Uma banca de QUALIFICAÇÃO de MESTRADO foi cadastrada pelo programa.
STUDENT : LUCAS DE OLIVEIRA MORAIS
DATE: 13/12/2024
TIME: 10:00
LOCAL: Virtual
TITLE:

Artificial Intelligence in Pilot-Centered Aviation: Redefining Systems and Human Collaboration


PAGES: 56
BIG AREA: Outra
AREA: Tecnologia e Inovação
SUMMARY:

Artificial Intelligence (AI) is reshaping aviation by enhancing operational efficiency, improving decision-making processes, and reducing human error through technologies like machine learning, deep learning, and autonomous systems. However, integrating these capabilities into aviation brings unique challenges, particularly in meeting the industry's rigorous safety and reliability standards.
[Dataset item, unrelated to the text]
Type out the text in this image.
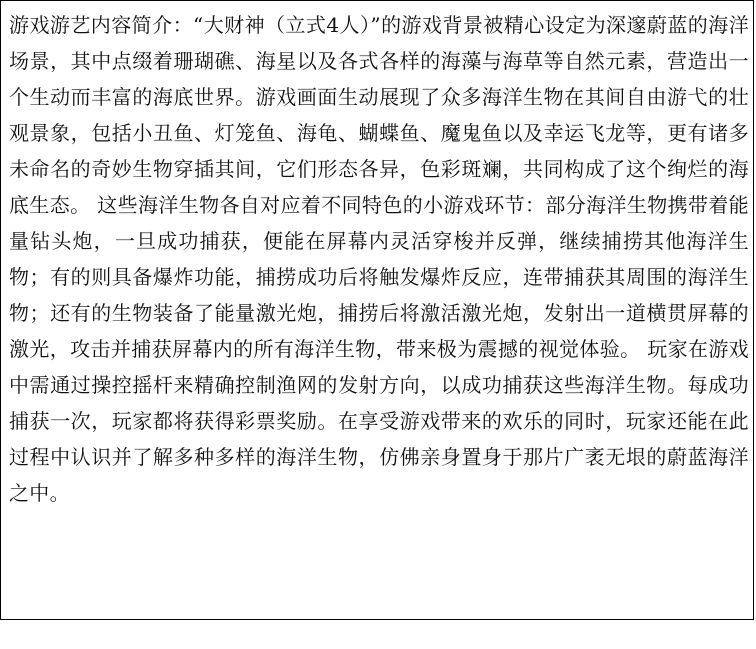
游戏游艺内容简介：“大财神（立式4人）”的游戏背景被精心设定为深邃蔚蓝的海洋场景，其中点缀着珊瑚礁、海星以及各式各样的海藻与海草等自然元素，营造出一个生动而丰富的海底世界。游戏画面生动展现了众多海洋生物在其间自由游弋的壮观景象，包括小丑鱼、灯笼鱼、海龟、蝴蝶鱼、魔鬼鱼以及幸运飞龙等，更有诸多未命名的奇妙生物穿插其间，它们形态各异，色彩斑斓，共同构成了这个绚烂的海底生态。 这些海洋生物各自对应着不同特色的小游戏环节：部分海洋生物携带着能量钻头炮，一旦成功捕获，便能在屏幕内灵活穿梭并反弹，继续捕捞其他海洋生物；有的则具备爆炸功能，捕捞成功后将触发爆炸反应，连带捕获其周围的海洋生物；还有的生物装备了能量激光炮，捕捞后将激活激光炮，发射出一道横贯屏幕的激光，攻击并捕获屏幕内的所有海洋生物，带来极为震撼的视觉体验。 玩家在游戏中需通过操控摇杆来精确控制渔网的发射方向，以成功捕获这些海洋生物。每成功捕获一次，玩家都将获得彩票奖励。在享受游戏带来的欢乐的同时，玩家还能在此过程中认识并了解多种多样的海洋生物，仿佛亲身置身于那片广袤无垠的蔚蓝海洋之中。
Traditional systems engineering approaches are insufficient to handle the adaptive and probabilistic nature of AI, and poorly designed implementations risk increasing pilot workload, diminishing situational awareness, and eroding trust in automation. These issues underline the necessity of a human-centered framework that aligns AI functionality with operational needs.

This research seeks to address these gaps by developing a systems engineering framework for AI integration that prioritizes both technical considerations and human factors. Specifically, the study examines the following questions: (1) What are the distinctive systems engineering challenges associated with AI in aviation? (2) How does AI influence critical human factors like workload, situational awareness, and decision-making? (3) What strategies can be employed to foster effective collaboration between pilots and AI systems?

The study employs a structured methodology comprising three phases. First, a use case and stakeholder analysis is conducted to identify operational contexts and key requirements. The second phase uses agent-based modeling and simulation, coupled with experimental designs, to evaluate the impact of AI on human-machine interactions under varying conditions. The final phase synthesizes findings to refine a human-centered framework that integrates AI technologies effectively.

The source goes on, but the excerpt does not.